Ravi balas melotot, sementara di antara kami, Ribka duduk di udara dengan posisi canggung. Semata-mata tidak terjungkal karena Tangan Hipnotis Ravi. "Jangan paksa aku, Ellie." Ravi memberenggut sekarang.
Aku ikut-ikutan memberenggut. "Coba saja, Vlakas!"
Kami sama-sama tersulut. Ravi memposisikan satu tangan ke depan tubuh. Aku memutar Jadrové.
"Baiklah! Cukup kalian berdua!" Ribka berdiri menjulang di antara kami. Dia mengulurkan tangan padaku, pada telapak tangannya aku melihat Darf yang berbentuk seukuran koin, tidak, lebih kecil daripada itu malah, seperti bandul anting. Warnanya mengingatkan aku pada warna lampu di dalam Tabung Kelam.
"Apa itu?" tanyaku penuh kecurigaan.
"Semacam Cincin Identitas. Tidak. Lebih canggih dari Cincin Identitas. Kami menamainya Gamma." Lalu diikuti oleh gumaman. "Nama yang menggelikan."
Bukan Ribka yang menjawab tetapi Ravi. Mendengar Cincin Identitas disebut-sebut, membuatku tanpa sadar memperhatikan jari telunjukku dan tersentak tatkala tak menemukan cincin emas itu disana. Omong kosong macam apa lagi ini? Kugenggam jari telunjukku erat-erat--yang membuatku semakin kecewa--karena hanya merasakan betapa kosongnya kulit jari telunjukku. Ribka menyadari kemarahanku yang mulai lagi kambuh, kali ini bukan hanya tangannya yang gemetaran tetapi seluruh tubuhnya.
Aku mengembuskan napasku perlahan ketika melihat gelagat itu. Tidak ada gunanya marah-marah sekarang. Satu-satunya orang yang mampu menjawab pertanyaanku saat ini hanyalah orang yang ada di depan pintu sana. Ravi tolol itu.
"Kukira kau sudah tahu bahwa setiap Cincin Identitas berisi alat pelacak. Jadi sebagai tindakan pencegahan dari kehancuran yang terjadi, kami menghancurkannya terlebih dahulu. Kuharap kau tidak keberatan," jelas Ravi menjawab kemarahanku.

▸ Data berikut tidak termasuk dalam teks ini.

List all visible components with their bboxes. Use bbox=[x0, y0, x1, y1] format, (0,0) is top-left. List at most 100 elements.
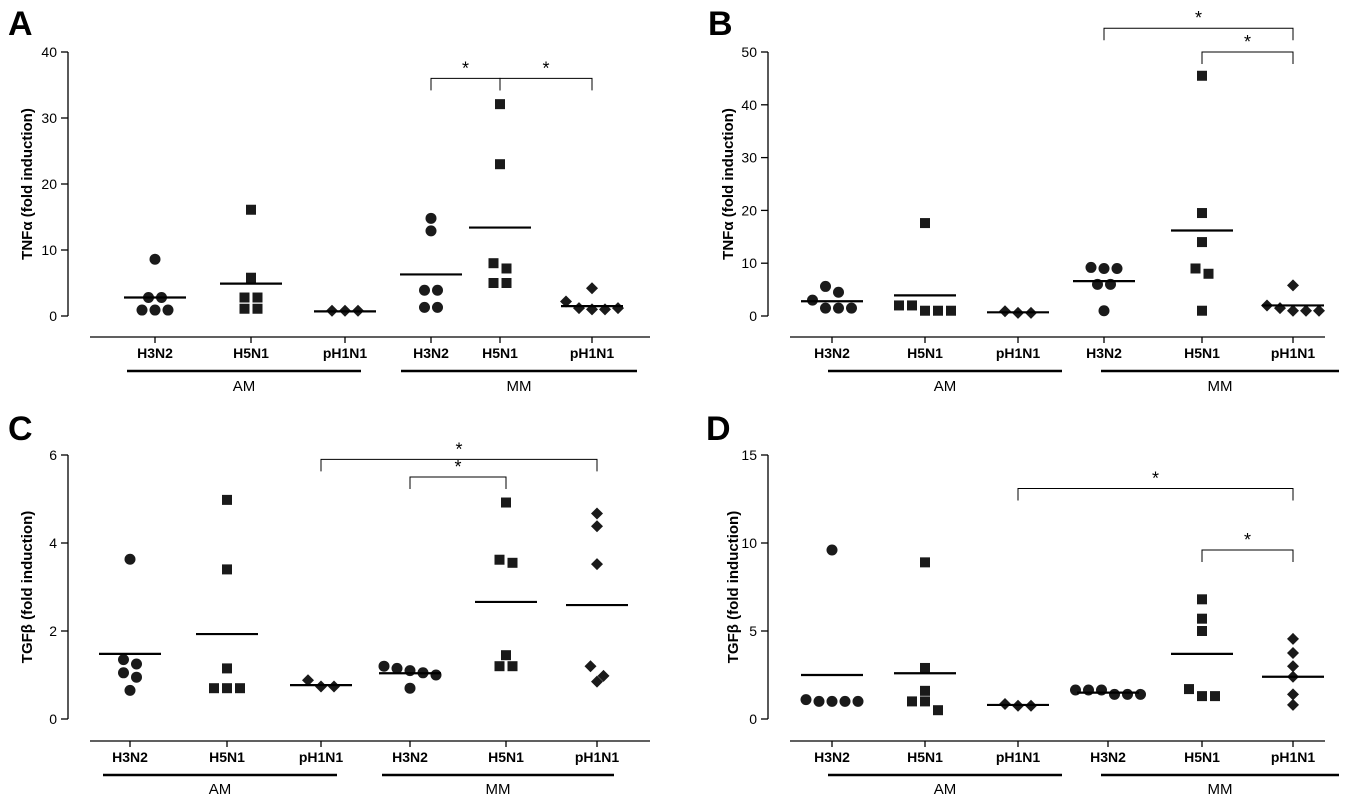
data-point bbox=[1135, 688, 1146, 700]
panel-d: D TGFβ (fold induction) 0 5 10 15 H3N2 H5N1 pH1N… bbox=[706, 410, 1339, 798]
data-point bbox=[430, 669, 442, 681]
y-tick-label: 10 bbox=[741, 535, 757, 551]
data-point bbox=[1197, 691, 1207, 702]
significance-bracket bbox=[1017, 487, 1294, 501]
data-point bbox=[432, 284, 443, 296]
y-axis-title: TGFβ (fold induction) bbox=[725, 511, 742, 663]
data-point bbox=[1287, 632, 1299, 645]
significance-bracket bbox=[1103, 27, 1294, 41]
data-point bbox=[920, 218, 930, 229]
data-point bbox=[1210, 691, 1220, 702]
panel-c: C TGFβ (fold induction) 0 2 4 6 H3N2 H5N1 pH1N1 H… bbox=[8, 410, 650, 798]
data-point bbox=[920, 662, 930, 673]
data-point bbox=[425, 225, 437, 237]
y-tick-label: 0 bbox=[49, 711, 57, 727]
y-tick-label: 4 bbox=[49, 535, 57, 551]
data-point bbox=[573, 302, 585, 315]
significance-bracket bbox=[1201, 51, 1294, 64]
group-label: MM bbox=[1208, 378, 1233, 395]
data-point bbox=[1098, 262, 1110, 274]
y-tick-label: 15 bbox=[741, 447, 757, 463]
x-category-label: pH1N1 bbox=[1271, 345, 1316, 361]
x-category-label: H5N1 bbox=[482, 345, 518, 361]
data-point bbox=[124, 553, 136, 565]
data-point bbox=[1287, 660, 1299, 673]
data-point bbox=[1197, 237, 1207, 248]
data-point bbox=[149, 253, 161, 265]
data-point bbox=[800, 694, 812, 706]
data-point bbox=[826, 544, 838, 556]
data-point bbox=[1287, 304, 1299, 317]
data-point bbox=[920, 557, 930, 568]
group-label: AM bbox=[209, 781, 232, 798]
data-point bbox=[591, 558, 603, 571]
y-tick-label: 30 bbox=[741, 150, 757, 166]
data-point bbox=[149, 304, 161, 316]
data-point bbox=[1287, 698, 1299, 711]
significance-bracket bbox=[430, 77, 501, 91]
y-tick-label: 6 bbox=[49, 447, 57, 463]
x-category-label: H3N2 bbox=[1086, 345, 1122, 361]
group-label: AM bbox=[233, 378, 256, 395]
data-point bbox=[826, 695, 838, 707]
data-point bbox=[425, 212, 437, 224]
y-tick-label: 40 bbox=[41, 44, 57, 60]
data-point bbox=[378, 660, 390, 672]
significance-bracket bbox=[1201, 549, 1294, 563]
x-category-label: pH1N1 bbox=[299, 749, 344, 765]
x-category-label: pH1N1 bbox=[570, 345, 615, 361]
y-tick-label: 40 bbox=[741, 97, 757, 113]
data-point bbox=[507, 557, 518, 568]
y-tick-label: 20 bbox=[41, 176, 57, 192]
x-category-label: pH1N1 bbox=[323, 345, 368, 361]
significance-star: * bbox=[1152, 468, 1159, 488]
data-point bbox=[1096, 684, 1107, 696]
data-point bbox=[946, 305, 956, 316]
data-point bbox=[246, 272, 256, 283]
data-point bbox=[495, 159, 505, 170]
data-point bbox=[239, 292, 250, 303]
data-point bbox=[222, 683, 232, 694]
data-point bbox=[495, 99, 505, 110]
data-point bbox=[1122, 688, 1133, 700]
data-point bbox=[1287, 688, 1299, 701]
group-label: AM bbox=[934, 378, 957, 395]
data-point bbox=[1197, 613, 1207, 624]
y-tick-label: 20 bbox=[741, 202, 757, 218]
y-axis-title: TNFα (fold induction) bbox=[19, 108, 36, 260]
x-category-label: H3N2 bbox=[814, 345, 850, 361]
data-point bbox=[131, 671, 142, 683]
data-point bbox=[584, 660, 597, 673]
x-category-label: H3N2 bbox=[1090, 749, 1126, 765]
y-tick-label: 10 bbox=[41, 242, 57, 258]
data-point bbox=[586, 282, 598, 295]
significance-star: * bbox=[1195, 8, 1202, 28]
data-point bbox=[1287, 647, 1299, 659]
panel-letter: A bbox=[8, 5, 33, 43]
panel-a: A TNFα (fold induction) 0 10 20 30 40 H3N2 H5N1 p… bbox=[8, 5, 650, 395]
panel-letter: D bbox=[706, 410, 731, 448]
significance-bracket bbox=[409, 476, 507, 489]
y-axis-title: TGFβ (fold induction) bbox=[19, 511, 36, 663]
x-category-label: H3N2 bbox=[413, 345, 449, 361]
data-point bbox=[1287, 279, 1299, 292]
data-point bbox=[136, 304, 148, 316]
data-point bbox=[404, 665, 416, 677]
data-point bbox=[839, 695, 851, 707]
x-category-label: pH1N1 bbox=[996, 749, 1041, 765]
x-category-label: pH1N1 bbox=[996, 345, 1041, 361]
data-point bbox=[1109, 688, 1120, 700]
significance-star: * bbox=[455, 439, 462, 459]
data-point bbox=[1197, 305, 1207, 316]
data-point bbox=[1085, 261, 1097, 273]
data-point bbox=[1070, 684, 1081, 696]
data-point bbox=[209, 683, 219, 694]
data-point bbox=[162, 304, 174, 316]
data-point bbox=[1203, 268, 1214, 279]
data-point bbox=[612, 302, 624, 315]
data-point bbox=[1111, 262, 1123, 274]
data-point bbox=[222, 564, 232, 575]
data-point bbox=[597, 669, 610, 682]
data-point bbox=[124, 684, 136, 696]
y-tick-label: 0 bbox=[749, 711, 757, 727]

Tentu saja aku keberatan. "Bagaimana dengan data-dataku?! Aku punya banyak hal penting disana," gerutuku tak bisa menyembunyikan rasa kesal. Sebenarnya bukan karena hal itu aku merasa kesal. Lebih seperti...
Jika Cincin Identitasku sudah hancur maka akupun dianggap sudah mati oleh pemerintah Sector Tres. Tapi ketakutanku yang susungguhnya adalah bagaimana jika mereka tak menemukan mayatku di antara puing-puing Arcade Sector Wan? Kesalahan itu pasti akan menjadi bumerang lainnya untukku. Bisa-bisa aku menjadi buronan. Tidak, tunggu. Aku sudah menjadi buronan dengan mereka semua di sekelilingku.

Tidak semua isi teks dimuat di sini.